Date: Thu, 12 Sep 2002 01:38:27 GMT
NNTP-Posting-Date: Wed, 11 Sep 2002 21:38:27 EDT
> If a battery is applied to the +, - inputs of an OPAMP, where does the
> output go to?
> Suppose the battery is equal to the input offset voltage so that the output
> goes to "zero". Is this zero the mid-rail of the OPAMP?
> Thanks, S.
The two inputs of the opamp have what is called a common mode voltage
range. This is the range of voltage (between the two supply rails or
more rarely even a little outside the supply rail range) that allow
the two inputs to amplify the difference between the two input
voltages, while ignoring the average voltage of the two inputs.
So, if the opamp is powered between, say, 0 and +12 volts, the common
mode range may be from zero to +10.5 (for the LM324 quad or LM358
dual, for instance). That means that as long as both inputs are
within this voltage range, the output will be the amplified difference
of the two inputs. So if the + input is at +3 volts, the only voltage
on the - input that will not saturate the output is +3 volts, also.

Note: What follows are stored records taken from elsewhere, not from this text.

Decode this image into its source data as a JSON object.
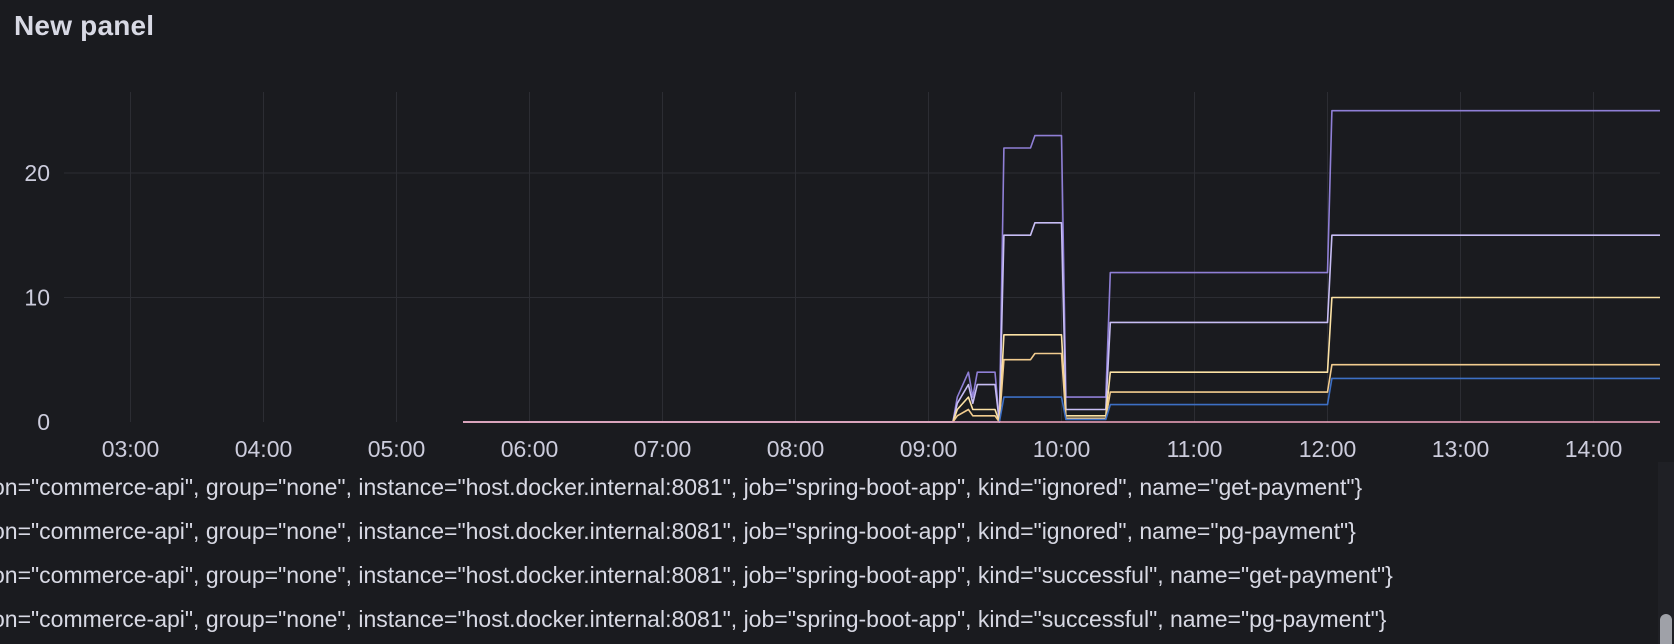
{
  "panel": {
    "title": "New panel"
  },
  "chart_data": {
    "type": "line",
    "title": "New panel",
    "xlabel": "",
    "ylabel": "",
    "xlim": [
      "02:30",
      "14:30"
    ],
    "ylim": [
      0,
      26.5
    ],
    "x_ticks": [
      "03:00",
      "04:00",
      "05:00",
      "06:00",
      "07:00",
      "08:00",
      "09:00",
      "10:00",
      "11:00",
      "12:00",
      "13:00",
      "14:00"
    ],
    "y_ticks": [
      0,
      10,
      20
    ],
    "grid": true,
    "legend_position": "bottom",
    "series": [
      {
        "label": "on=\"commerce-api\", group=\"none\", instance=\"host.docker.internal:8081\", job=\"spring-boot-app\", kind=\"ignored\", name=\"get-payment\"}",
        "color": "#8f7fd6",
        "points": [
          [
            "05:30",
            0
          ],
          [
            "09:11",
            0
          ],
          [
            "09:13",
            2
          ],
          [
            "09:18",
            4
          ],
          [
            "09:20",
            2
          ],
          [
            "09:22",
            4
          ],
          [
            "09:30",
            4
          ],
          [
            "09:32",
            0
          ],
          [
            "09:34",
            22
          ],
          [
            "09:46",
            22
          ],
          [
            "09:48",
            23
          ],
          [
            "10:00",
            23
          ],
          [
            "10:02",
            2
          ],
          [
            "10:20",
            2
          ],
          [
            "10:22",
            12
          ],
          [
            "12:00",
            12
          ],
          [
            "12:02",
            25
          ],
          [
            "14:30",
            25
          ]
        ]
      },
      {
        "label": "on=\"commerce-api\", group=\"none\", instance=\"host.docker.internal:8081\", job=\"spring-boot-app\", kind=\"ignored\", name=\"pg-payment\"}",
        "color": "#c7bdf4",
        "points": [
          [
            "05:30",
            0
          ],
          [
            "09:11",
            0
          ],
          [
            "09:13",
            1.5
          ],
          [
            "09:18",
            3
          ],
          [
            "09:20",
            1.5
          ],
          [
            "09:22",
            3
          ],
          [
            "09:30",
            3
          ],
          [
            "09:32",
            0
          ],
          [
            "09:34",
            15
          ],
          [
            "09:46",
            15
          ],
          [
            "09:48",
            16
          ],
          [
            "10:00",
            16
          ],
          [
            "10:02",
            1
          ],
          [
            "10:20",
            1
          ],
          [
            "10:22",
            8
          ],
          [
            "12:00",
            8
          ],
          [
            "12:02",
            15
          ],
          [
            "14:30",
            15
          ]
        ]
      },
      {
        "label": "on=\"commerce-api\", group=\"none\", instance=\"host.docker.internal:8081\", job=\"spring-boot-app\", kind=\"successful\", name=\"get-payment\"}",
        "color": "#fce2a4",
        "points": [
          [
            "05:30",
            0
          ],
          [
            "09:11",
            0
          ],
          [
            "09:13",
            1
          ],
          [
            "09:18",
            2
          ],
          [
            "09:20",
            1
          ],
          [
            "09:22",
            1
          ],
          [
            "09:30",
            1
          ],
          [
            "09:32",
            0
          ],
          [
            "09:34",
            7
          ],
          [
            "10:00",
            7
          ],
          [
            "10:02",
            0.5
          ],
          [
            "10:20",
            0.5
          ],
          [
            "10:22",
            4
          ],
          [
            "12:00",
            4
          ],
          [
            "12:02",
            10
          ],
          [
            "14:30",
            10
          ]
        ]
      },
      {
        "label": "on=\"commerce-api\", group=\"none\", instance=\"host.docker.internal:8081\", job=\"spring-boot-app\", kind=\"successful\", name=\"pg-payment\"}",
        "color": "#f2cc8f",
        "points": [
          [
            "05:30",
            0
          ],
          [
            "09:11",
            0
          ],
          [
            "09:13",
            0.5
          ],
          [
            "09:18",
            1
          ],
          [
            "09:20",
            0.5
          ],
          [
            "09:22",
            0.5
          ],
          [
            "09:30",
            0.5
          ],
          [
            "09:32",
            0
          ],
          [
            "09:34",
            5
          ],
          [
            "09:46",
            5
          ],
          [
            "09:48",
            5.5
          ],
          [
            "10:00",
            5.5
          ],
          [
            "10:02",
            0.3
          ],
          [
            "10:20",
            0.3
          ],
          [
            "10:22",
            2.4
          ],
          [
            "12:00",
            2.4
          ],
          [
            "12:02",
            4.6
          ],
          [
            "14:30",
            4.6
          ]
        ]
      },
      {
        "color": "#3d6fc4",
        "points": [
          [
            "05:30",
            0
          ],
          [
            "09:32",
            0
          ],
          [
            "09:34",
            2
          ],
          [
            "10:00",
            2
          ],
          [
            "10:02",
            0.2
          ],
          [
            "10:20",
            0.2
          ],
          [
            "10:22",
            1.4
          ],
          [
            "12:00",
            1.4
          ],
          [
            "12:02",
            3.5
          ],
          [
            "14:30",
            3.5
          ]
        ]
      },
      {
        "color": "#f5a8c0",
        "points": [
          [
            "05:30",
            0
          ],
          [
            "14:30",
            0
          ]
        ]
      }
    ]
  }
}
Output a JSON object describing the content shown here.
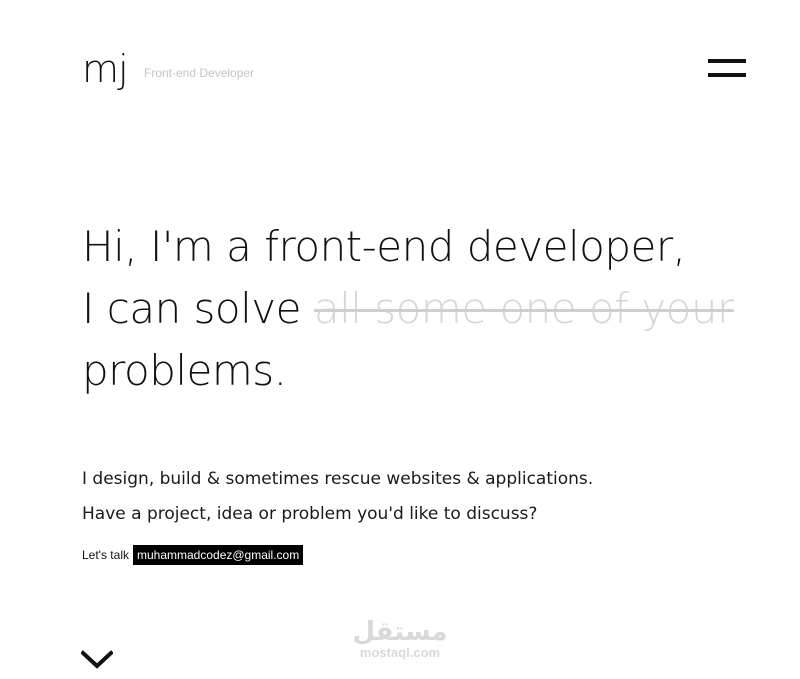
{
  "header": {
    "logo": "mj",
    "tagline": "Front-end Developer",
    "menu_icon": "hamburger-menu-icon"
  },
  "hero": {
    "line1": "Hi, I'm a front-end developer,",
    "line2_prefix": "I can solve",
    "line2_struck": "all some one of your",
    "line3": "problems."
  },
  "intro": {
    "line1": "I design, build & sometimes rescue websites & applications.",
    "line2": "Have a project, idea or problem you'd like to discuss?"
  },
  "contact": {
    "label": "Let's talk",
    "email": "muhammadcodez@gmail.com"
  },
  "watermark": {
    "arabic": "مستقل",
    "latin": "mostaql.com"
  },
  "scroll": {
    "icon": "chevron-down-icon"
  },
  "colors": {
    "background": "#ffffff",
    "text": "#111111",
    "muted": "#c4c4c4",
    "struck": "#d6d6d6",
    "email_bg": "#000000",
    "email_text": "#ffffff"
  }
}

If the - input is +3.01 volts (+ input .01 volt more negative than the
- input), the output will saturate to 0 volts, and if the - input is
at +2.99 volts (+ input .01 volt more positive than the - input), the
output will saturate to about +10.5 volts. (these saturation voltages
will also vary with the type of opamp).
So, for stable negative feedback designs, the feedback will force the
output to be whatever voltage makes the two inputs match, exactly
(with the accuracy of "exactly" dependent on the quality of the
opamp). If the design forces the inputs to have different voltages,
the output will either be saturated positive or negative, depending on
the sign of the difference.